US House Democrats seek at least $ 160 billion in new funding for electric vehicles

An Ionity electric vehicle charging station is pictured near Dresden, Germany on August 27, 2019. REUTERS / Annegret Hilse

WASHINGTON, Aug.11 (Reuters) – A group of 29 House Democrats in the United States want congressional leaders to include at least $ 160 billion in additional funding for electric vehicles as part of a spending measure of 3.5 trillion dollars, according to a letter seen by Reuters.

A $ 1,000 billion bipartisan infrastructure bill includes $ 7.5 billion for electric vehicle charging stations and other electric vehicle-related financing estimated at between $ 2.5 billion and $ 5.5 billion.

President Joe Biden in March called for $ 174 billion in total spending on electric vehicles, including $ 100 billion in consumer incentives and $ 15 billion to build 500,000 electric vehicle charging stations.

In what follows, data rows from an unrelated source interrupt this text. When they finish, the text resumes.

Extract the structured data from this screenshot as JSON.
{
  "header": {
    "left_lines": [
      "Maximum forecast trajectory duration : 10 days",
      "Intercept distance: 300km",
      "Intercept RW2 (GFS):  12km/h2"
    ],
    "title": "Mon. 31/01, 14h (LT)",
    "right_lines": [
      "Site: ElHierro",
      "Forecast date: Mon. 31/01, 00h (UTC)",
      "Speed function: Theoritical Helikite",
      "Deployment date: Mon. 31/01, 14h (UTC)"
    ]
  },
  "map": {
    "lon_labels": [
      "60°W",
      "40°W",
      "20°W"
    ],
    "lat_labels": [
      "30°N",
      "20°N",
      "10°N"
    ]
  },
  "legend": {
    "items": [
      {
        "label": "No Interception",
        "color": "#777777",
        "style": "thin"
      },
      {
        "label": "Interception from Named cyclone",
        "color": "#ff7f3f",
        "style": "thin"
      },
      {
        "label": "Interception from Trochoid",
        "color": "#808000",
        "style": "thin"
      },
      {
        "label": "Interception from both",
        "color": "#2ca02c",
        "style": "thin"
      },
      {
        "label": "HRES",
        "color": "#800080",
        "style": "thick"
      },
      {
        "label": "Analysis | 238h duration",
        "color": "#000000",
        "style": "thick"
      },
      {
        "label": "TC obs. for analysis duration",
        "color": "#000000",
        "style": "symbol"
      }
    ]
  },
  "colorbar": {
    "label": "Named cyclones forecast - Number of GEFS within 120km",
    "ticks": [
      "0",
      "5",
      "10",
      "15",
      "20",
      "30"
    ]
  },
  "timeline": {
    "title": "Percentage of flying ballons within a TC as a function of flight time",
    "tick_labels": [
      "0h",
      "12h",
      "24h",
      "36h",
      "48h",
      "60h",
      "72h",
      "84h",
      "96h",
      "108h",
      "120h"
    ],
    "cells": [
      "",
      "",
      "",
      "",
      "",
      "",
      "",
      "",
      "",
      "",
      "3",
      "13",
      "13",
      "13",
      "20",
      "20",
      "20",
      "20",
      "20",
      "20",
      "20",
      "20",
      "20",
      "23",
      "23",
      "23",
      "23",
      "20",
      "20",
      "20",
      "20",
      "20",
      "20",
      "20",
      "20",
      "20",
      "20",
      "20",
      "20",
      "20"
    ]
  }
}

The unreported letter dated Wednesday to House Speaker Nancy Pelosi and Senate Democratic Leader Chuck Schumer said Congress should provide at least $ 174 billion in total funding for electric vehicles “including incentives for light consumers , funding for electric vehicle charging infrastructure, incentives for manufacturing electric vehicles, federal requirements for purchasing electric vehicles, and incentives to electrify commercial heavy-duty fleets. ”

They also want “no less than 40% of investments to be devoted to

disadvantaged communities. “

Representative Doris Matsui, who helped draft the letter, this week cited a report from a UN climate panel that said global warming is dangerously close to spiraling out of control.

“Strong investments in electric vehicles are essential to meet the challenges of the climate crisis, and we must be ready to take bold steps to build a better future. healthier and more resilient communities, ”she said.

On Tuesday, a separate group of Democratic lawmakers said they wanted $ 85 billion for electric vehicle charging efforts.

Reporting by David Shepardson

Our standards: Thomson Reuters Trust Principles.